Il pensiero di questo piano ebbe un doppio effetto su Abel: da un lato, essendo un uomo di azione, si sentì sollevato perché poteva finalmente muoversi, agire; dall’altro sentì il proprio stomaco chiudersi. Nel profondo di sé era ben cosciente, infatti, che, data l’enorme quantità di variabili in campo, la probabilità che lui da quel passaggio non sarebbe mai più riuscito a uscire era altissima. Sapeva bene, inoltre, ciò a cui sarebbe andato incontro e una parte di lui ne aveva paura, molta paura: paura di finire prigioniero e di essere torturato o, peggio ancora, di essere scoperto e ucciso.
Solo respirando profondamente Abel riuscì a calmarsi, poi il pensiero che il suo sacrificio avrebbe potuto mettere fine a quel lungo periodo di sofferenza e avrebbe permesso agli altri di cominciare di nuovo a vivere lo sollevò. Il Conte Gerard sarebbe potuto essere riabilitato, Arthur sarebbe stato di nuovo libero ma, soprattutto, Georgie sarebbe stata salva e avrebbe avuto la possibilità di vivere serena con il padre che aveva finalmente ritrovato. Accanto a lei ci sarebbe stato anche Arthur che la amava e che l’aveva salvata tanto tempo addietro. Per quanto riguardava lui, il sapere Georgie e Arthur al sicuro, lo avrebbe aiutato ad affrontare con coraggio tutto ciò che di terribile sarebbe potuto succedergli, inclusa la morte.

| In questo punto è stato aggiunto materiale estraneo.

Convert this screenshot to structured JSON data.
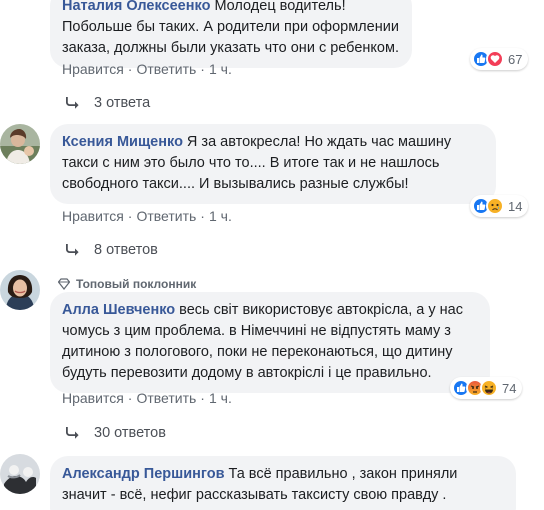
{
  "comments": [
    {
      "author": "Наталия Олексеенко",
      "text": "Молодец водитель! Побольше бы таких. А родители при оформлении заказа, должны были указать что они с ребенком.",
      "actions": {
        "like": "Нравится",
        "reply": "Ответить",
        "time": "1 ч."
      },
      "reactions": {
        "count": "67",
        "icons": [
          "like-icon",
          "love-icon"
        ]
      },
      "replies_label": "3 ответа"
    },
    {
      "author": "Ксения Мищенко",
      "text": "Я за автокресла! Но ждать час машину такси с ним это было что то.... В итоге так и не нашлось свободного такси.... И вызывались разные службы!",
      "actions": {
        "like": "Нравится",
        "reply": "Ответить",
        "time": "1 ч."
      },
      "reactions": {
        "count": "14",
        "icons": [
          "like-icon",
          "sad-icon"
        ]
      },
      "replies_label": "8 ответов"
    },
    {
      "badge": "Топовый поклонник",
      "author": "Алла Шевченко",
      "text": "весь світ використовує автокрісла, а у нас чомусь з цим проблема. в Німеччині не відпустять маму з дитиною з пологового, поки не переконаються, що дитину будуть перевозити додому в автокріслі і це правильно.",
      "actions": {
        "like": "Нравится",
        "reply": "Ответить",
        "time": "1 ч."
      },
      "reactions": {
        "count": "74",
        "icons": [
          "like-icon",
          "angry-icon",
          "haha-icon"
        ]
      },
      "replies_label": "30 ответов"
    },
    {
      "author": "Александр Першингов",
      "text": "Та всё правильно , закон приняли значит - всё, нефиг рассказывать таксисту свою правду ."
    }
  ],
  "colors": {
    "link": "#385898",
    "bubble": "#f2f3f5",
    "like": "#1877f2",
    "love": "#f33e58",
    "yellow": "#f7b125"
  }
}
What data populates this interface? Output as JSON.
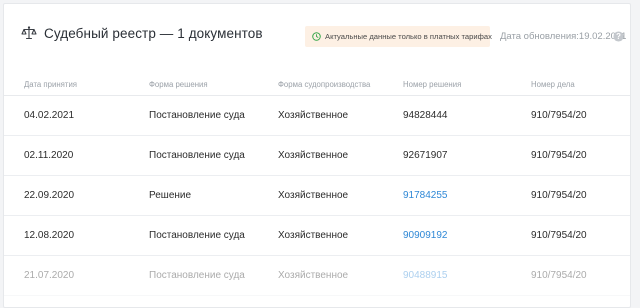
{
  "header": {
    "title": "Судебный реестр — 1 документов",
    "notice": "Актуальные данные только в платных тарифах",
    "updated": "Дата обновления:19.02.2021"
  },
  "columns": [
    "Дата принятия",
    "Форма решения",
    "Форма судопроизводства",
    "Номер решения",
    "Номер дела"
  ],
  "rows": [
    {
      "date": "04.02.2021",
      "form": "Постановление суда",
      "proceeding": "Хозяйственное",
      "number": "94828444",
      "case": "910/7954/20"
    },
    {
      "date": "02.11.2020",
      "form": "Постановление суда",
      "proceeding": "Хозяйственное",
      "number": "92671907",
      "case": "910/7954/20"
    },
    {
      "date": "22.09.2020",
      "form": "Решение",
      "proceeding": "Хозяйственное",
      "number": "91784255",
      "case": "910/7954/20"
    },
    {
      "date": "12.08.2020",
      "form": "Постановление суда",
      "proceeding": "Хозяйственное",
      "number": "90909192",
      "case": "910/7954/20"
    },
    {
      "date": "21.07.2020",
      "form": "Постановление суда",
      "proceeding": "Хозяйственное",
      "number": "90488915",
      "case": "910/7954/20"
    }
  ],
  "colors": {
    "link": "#2f88d6",
    "notice_bg": "#fdf0e4",
    "notice_icon": "#37a74a"
  },
  "icons": {
    "title": "scales-icon",
    "notice": "clock-icon",
    "help": "question-icon"
  }
}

Abel decise infine che l’indomani sarebbe tornato a parlare con il Conte Gerard per definire i dettagli del piano, in modo da portare a termine la sua missione il prima possibile. Non appena formulati questi pensieri, il ragazzo sentì il bisogno di bere qualcosa di forte: essendo giovane, aveva sempre pensato di avere davanti a sé una vita da vivere. La sua mano tremò visibilmente mentre si versava da bere, tuttavia, senza piangere neanche una lacrima, Abel decise che, per il bene di Arthur e di Georgie, sarebbe andato incontro al suo destino, qualunque esso fosse stato. Tornò però a dormire nella sua camera alla ricerca di un po' di conforto in quella terribile notte solitaria perché in quella stanza sentiva ancora accanto a sé la presenza della ragazza. Il pensiero che lo tormentava di più – infatti - era che, se le cose si fossero messe male per lui, sarebbe morto senza poterla più rivedere. Fortunatamente, il sonno dei giusti rese molto pesanti le palpebre di Abel.